Tujuan Kamilus mendirikan warung di kebun adalah ingin menunjukkan betapa beragamnya pangan di daerah itu. Sejak dibuka tahun lalu, orang berbondong-bondong ke sana, mulai dari warga lokal hingga wisatawan asing. ”Ada wisatawan asing yang sampai bungkus bawa pulang,” ucapnya.
Kamilus berharap, generasi muda di daerah itu mulai mencintai pangan setempat. Pangan yang sebetulnya mudah dijumpai itu kini diabaikan. Bahkan di kalangan anak muda tertentu, mereka tidak lagi mengenal makanan seperti yang diolah di warung Kamilus saat ini.
Dalam pemetaan pangan yang dilakukan Pikul di empat pulau, yakni Lembata, Rote, Sabu, dan sebagian Timor, didapati lebih dari 30 jenis pangan. Sementara wilayah NTT yang lain, seperti Pulau Sumba, Pulau Flores dan sekitarnya, serta Kepulauan Alor, juga memiliki keberagaman pangan.
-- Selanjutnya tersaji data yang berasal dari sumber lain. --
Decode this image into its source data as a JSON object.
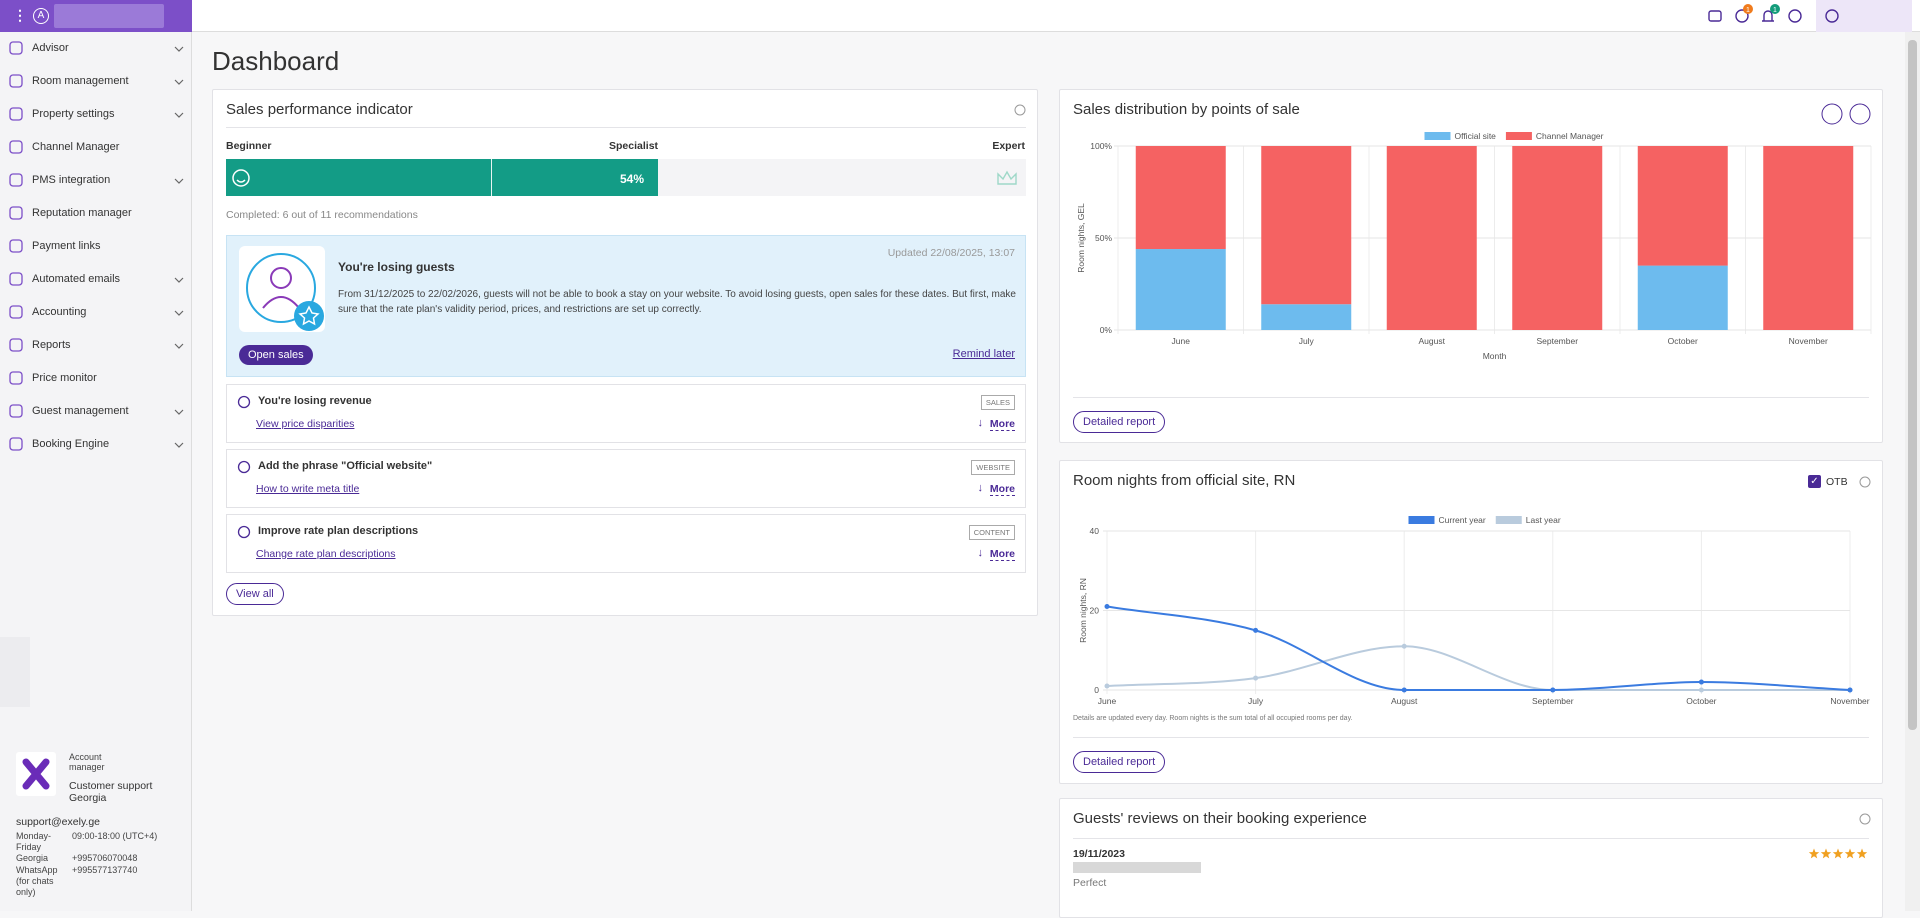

Harapan Kamilus sudah disambut beberapa sekolah setempat. Michael Boro Bebe, Kepala Sekolah Dasar Katolik Witihama, mengaku sudah bersepakat dengan Kamilus untuk menjadikan kebun Bayolewung sebagai tempat belajar lapangan. Ini masuk dalam materi pengembangan diri.
Selama ini, sekolah yang berusia lebih dari satu abad itu konsisten mengajarkan pangan lokal. Setiap hari Sabtu, puluhan siswinya memipih jagung. Hasilnya olahan yang oleh masyarakat setempat disebut jagung titi itu dikonsumsi bersama. Jagung titi merupakan pangan lokal yang semakin jarang dijumpai di meja makan.
Menurut Michael, dengan mengajak anak-anaknya ke kebun, hal itu akan membuka mata mereka mengenai kekayaan pangan. Tahap berikutnya adalah pengolahan pangan yang harus disesuaikan dengan tren kekinian. Tekstur dan rasa sangat menentukan.
Sementara itu, Koordinator Program Voice for Climate Action Yayasan Penguatan Lingkar Belajar Komunitas Lokal (Pikul) Dina Soro mengatakan, keberadaan warung di kebun itu menunjukkan NTT tidak kekurangan pangan. Oleh karena itu, kenaikan harga beras beberapa waktu lalu yang masih terasa hingga kini, seharusnya tidak perlu terlalu dikhawatirkan.
Dalam pemetaan pangan yang dilakukan Pikul di empat pulau, yakni Lembata, Rote, Sabu, dan sebagian Timor, didapati lebih dari 30 jenis pangan. Sementara wilayah NTT yang lain, seperti Pulau Sumba, Pulau Flores dan sekitarnya, serta Kepulauan Alor, juga memiliki keberagaman pangan.
Sayangnya, kebijakan pemerintah belum memihak pada keberagaman pangan. Untuk sektor pertanian, pemerintah hanya fokus pada komoditas padi, jagung, dan kedelai. ”Kalau di NTT, justru yang paling tinggi adalah jagung kemudian umbi-umbian. Beras di pesisir ketiga,” ucapnya.
Keberadaan warung di kebun Bayolewung yang dikonsep petani itu menjadi tamparan keras bagi pemerintah. Pemerintah kerap mengampanyekan konsumsi pangan lokal, tetapi tidak didukung dengan aksi nyata yang berarti. Kamilus, bersama istri, Surat, sudah melakukan itu. Mereka memuliakan pangan lokal.